His unusual garb drew laughs and jabs. Normans were rare enough that far south, and usually trouveurs would ape their southern counterparts, whose poetry was seen as more refined. But tonight that garb was all the better.
“A sonnet” he announced. He knew lieder and lais, flemish ballads and oc stanzas, and a few breton songs although the later were no longer fashionable or even prudent. But of all forms he preferred the sonnet.
En revenant à son repaire
Un lion brave et fort de jadis
Vit son enfant mort. Je le dis,
Il rugit son courroux de père.
"J'ignore, quoi que je le flaire
Qui scella le sort de mon fils
Mais quiconque en tira profits
Est digne objet de ma colère"
Un autre entend ce qu'il subit,
Déplore son malheur subit
Et n'en conçoit pas douleur moindre.
"À bon droit", Dit, furieux et fier,
Le père "C'est à toi de craindre
Et ne savoir à qui te fier" [1][2]
At first the nobles had made fun of his accent and the unusual, northern form of sonnet he was using. But by the time he was done there were no more laughs, no more talk, not so much as a straight look toward him. Apparently they had gotten the point.

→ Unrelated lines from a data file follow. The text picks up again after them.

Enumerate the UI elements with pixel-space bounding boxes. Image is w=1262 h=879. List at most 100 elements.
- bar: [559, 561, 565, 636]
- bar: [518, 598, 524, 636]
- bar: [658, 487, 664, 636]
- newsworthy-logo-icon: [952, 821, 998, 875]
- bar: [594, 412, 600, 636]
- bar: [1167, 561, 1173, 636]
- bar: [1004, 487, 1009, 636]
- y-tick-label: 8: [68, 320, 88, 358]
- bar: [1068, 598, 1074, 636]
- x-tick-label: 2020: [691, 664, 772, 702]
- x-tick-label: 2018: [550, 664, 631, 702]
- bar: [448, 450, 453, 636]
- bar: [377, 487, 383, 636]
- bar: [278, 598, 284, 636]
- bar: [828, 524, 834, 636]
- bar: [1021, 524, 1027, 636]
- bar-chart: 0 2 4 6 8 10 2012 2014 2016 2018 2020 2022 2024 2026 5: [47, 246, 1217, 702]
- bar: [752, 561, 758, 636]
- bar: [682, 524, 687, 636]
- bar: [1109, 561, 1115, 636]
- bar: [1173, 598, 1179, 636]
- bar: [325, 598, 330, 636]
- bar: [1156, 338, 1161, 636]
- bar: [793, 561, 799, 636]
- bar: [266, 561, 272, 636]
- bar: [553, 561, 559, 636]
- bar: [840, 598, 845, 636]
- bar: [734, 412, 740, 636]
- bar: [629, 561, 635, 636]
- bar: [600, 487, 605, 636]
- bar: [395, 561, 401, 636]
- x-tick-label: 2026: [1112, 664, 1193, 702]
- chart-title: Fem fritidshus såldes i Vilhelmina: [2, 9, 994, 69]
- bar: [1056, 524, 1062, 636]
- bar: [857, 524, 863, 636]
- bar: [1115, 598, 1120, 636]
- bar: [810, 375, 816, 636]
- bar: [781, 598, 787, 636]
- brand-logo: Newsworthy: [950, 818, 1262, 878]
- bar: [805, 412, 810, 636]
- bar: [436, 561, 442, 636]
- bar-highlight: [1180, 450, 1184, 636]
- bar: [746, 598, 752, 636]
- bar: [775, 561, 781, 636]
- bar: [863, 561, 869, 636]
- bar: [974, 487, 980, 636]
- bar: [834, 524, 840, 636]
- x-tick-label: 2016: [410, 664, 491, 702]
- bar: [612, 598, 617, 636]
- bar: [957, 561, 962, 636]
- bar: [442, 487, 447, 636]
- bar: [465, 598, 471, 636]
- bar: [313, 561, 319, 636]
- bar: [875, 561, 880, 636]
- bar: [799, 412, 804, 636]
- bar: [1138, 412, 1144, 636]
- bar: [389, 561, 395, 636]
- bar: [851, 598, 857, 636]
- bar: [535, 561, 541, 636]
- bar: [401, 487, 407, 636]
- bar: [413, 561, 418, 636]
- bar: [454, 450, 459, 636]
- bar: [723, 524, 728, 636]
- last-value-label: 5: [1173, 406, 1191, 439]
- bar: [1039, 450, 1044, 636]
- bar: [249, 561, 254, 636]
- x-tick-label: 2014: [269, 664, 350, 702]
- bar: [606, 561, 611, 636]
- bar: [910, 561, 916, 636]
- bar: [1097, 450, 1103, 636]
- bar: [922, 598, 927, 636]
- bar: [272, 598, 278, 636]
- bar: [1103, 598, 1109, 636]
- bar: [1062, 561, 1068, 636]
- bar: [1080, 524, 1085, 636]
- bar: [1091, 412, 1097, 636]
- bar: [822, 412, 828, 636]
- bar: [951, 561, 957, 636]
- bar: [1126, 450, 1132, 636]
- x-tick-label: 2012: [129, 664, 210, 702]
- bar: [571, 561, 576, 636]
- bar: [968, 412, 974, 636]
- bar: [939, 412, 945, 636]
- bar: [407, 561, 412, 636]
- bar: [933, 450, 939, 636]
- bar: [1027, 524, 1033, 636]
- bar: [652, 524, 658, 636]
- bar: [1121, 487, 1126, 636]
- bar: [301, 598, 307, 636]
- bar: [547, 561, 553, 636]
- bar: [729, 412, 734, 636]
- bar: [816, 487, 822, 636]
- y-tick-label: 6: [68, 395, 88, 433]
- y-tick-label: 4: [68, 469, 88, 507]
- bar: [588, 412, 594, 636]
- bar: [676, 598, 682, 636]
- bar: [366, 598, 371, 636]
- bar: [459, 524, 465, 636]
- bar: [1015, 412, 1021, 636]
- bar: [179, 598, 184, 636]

The mourning duke of Burgundy had grown livid and was staring at his emperor. Three years before Maurice had sung at the wedding of his elder daughter with the Crown Prince of the Normans, a superb match even for as rich a family as the Bourgogne. The emperor had been noticeably absent but few people had thought that he would act on this displeasure, until now. Maybe he should have slipped in a verse of two about the what parts the stone had crushed, or about the cries, or all the blood. But the sonnet, as far as he could tell, was pretty clear already.
“An interesting piece” the emperor slowly said, his face an expressionless mask. “I suppose you have already been paid for it. Have you not?”
“Yes, your grace.” Maurice answered, although he had spent the last of it on a whores and wine the night before.
“Have you ever seen a real lion, sonneeter?”
Lions? The poet blemished.
“A stuffed one. In Arras.” With insight he would later thought that it would have been a smarter answer to answer that he was seeing one at the moment.
“Not a real one, then? Neither has your patron, it seems. Well, ride back to him, with a message. Lions -the live ones- do not step on other lion’s territory. A model he would be wise to ponder.”
The emperor snapped his fingers.
“That will be all.”
Maurice sighed of relief as they ushered him out.
[1]I won't go in detail over the particularities of the French sonnet (Google can explain it better than me). Note, however, that all masculine rimes in this particular one are so-called (and in modern French, faulty) Norman rimes: they end in a consonne that is pronounced in one term ("fils", pronounced "fee-ss") and not in the other ("profits", pronounced "pro-fee").
A (very) rough translation would be :
Coming back to his lair
A strong and bold lion from yore
Found his cub dead. So I say,
He roared his father's wrath.
"I don't know (although I have strong suspicions)
Who was responsible for my son's fate
But whoever profited from it
Is a worthy object of my anger"
An other one hears what happens to him,
Laments his sudden misfortune
And grieves no less [than him] over it.
"Rightly so", the father, furious and proud,
Says "It's your turn to fear
And be wary of everybody".
[2]the attentive reader will notice that, at this point, only two sovereigns in Europe have lions in their arms : Leon and Burgundy.